Uma das memórias mais persistentes ao longo da
minha vida é a de ir visitar o meu pai ao hospital. Perdemos a conta às operações,
desde um simples arrancar de amígdalas até ao corte e costura das veias das
pernas, um trabalho de patchwork cirúrgico, em cujo último acrescento fomos
informados que já nada havia a fazer. A partir dali era cortar. Um pé.
Esta espada sempre pairou sobre as nossas cabeças
como as nuvens altas que levam chuva mas vão descarregá-la noutros locais. Até um
dia. Não se fala desse dia, não vale a pena, é ir vivendo 24 horas de cada vez
e deixar o tempo passar.
Vai chegar uma altura em que a nuvem não se afasta
e larga uma borrasca em cima de nós. Esse dia tem vindo a aproximar-se,
sorrateiro, e agora manifestou-se oficialmente sob a forma de obrigação de nova
operação, ainda em Janeiro.
Concientes das implicações, estamos em pânico. Damos
força ao doente mas por dentro arrepiamo-nos até ao último osso e contemos a
vontade de chorar.
Sabemos que há coisas piores mas neste momento
esta é a pior de todas.
Imaginamos o amanhã com cadeiras de rodas, com próteses,
com mudanças profundas numa dinâmica de vida que hoje é quase normal, fruto da
utilização do carro. Pensamos num carro adaptado e no euromilhões para o
conseguir.
Pensamos nas nossas próprias vidas e na revolução
a que vão ser sujeitas se quisermos que o meu pai continue a fazer parte das saídas,
que assista aos jogos de andebol do Duarte, aos de pólo aquático do meu
sobrinho, que possa ir visitar amigos, ao café, de férias,…
A última semana foi desgastante para mim em termos
de trabalho e esta notícia arredou-me da vontade de falar e até de escrever,
como se meia dúzia de palavras tivessem o condão de nos paralisar os braços, as
pernas, o pensamento, a vontade própria.
Faço um esforço para me concentrar em tudo sabendo
que a minha condição de bibliotecária, e não de médica, não me fará dar ajuda
substancial mas desajudarei, e muito, se ficar a moer o assunto.

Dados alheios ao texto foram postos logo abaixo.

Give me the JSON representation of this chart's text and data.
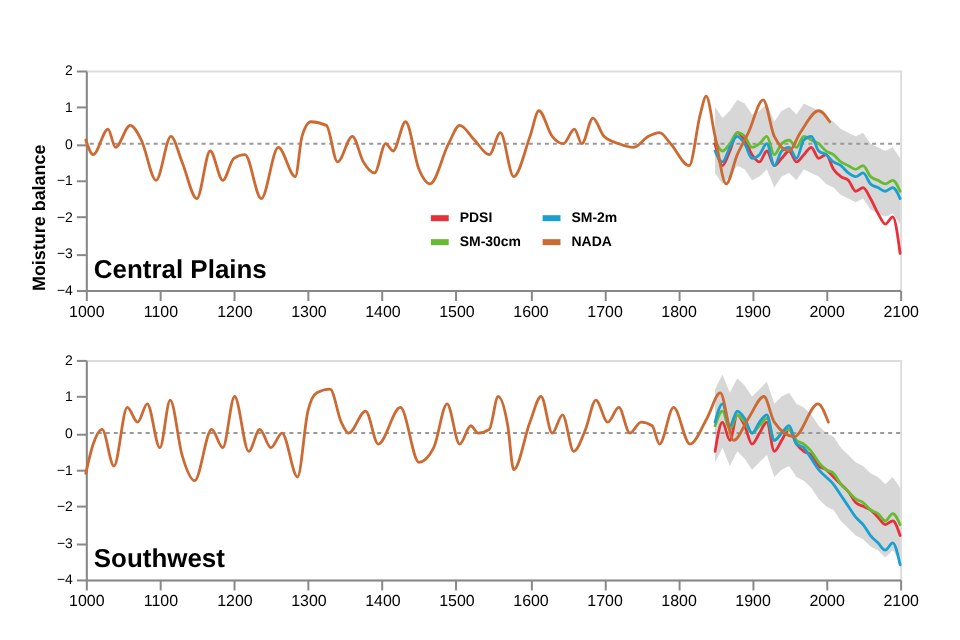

Lembro-me do meu querido M., agora em Angola, e
dos seus conselhos valiosos face a qualquer coisa sobre a qual nada podíamos fazer.
Tento segui-los com pouco sucesso, mas com muito esforço e empenho: dispersar o
pensamento, agarrarmo-nos a mil coisas e instituí-las como essenciais no nosso
cérebro; aceitar dez trabalhos diferentes em simultâneo, estar com amigos e
beber uns copos. Confesso que me apetece e muito… mas por ora entrego-me ao
trabalho que, convenhamos, me tem ajudado bastante e nunca me agradou tanto uma
onda assim como agora.
Pensamento positivo e esperança, convenço-me eu,
rapariga sem fé pois, na verdade, quem tem fé não pode ter esperança. Mas isto
são outros quinhentos para outro dia. Fiquemo-nos pelo pensamento positivo.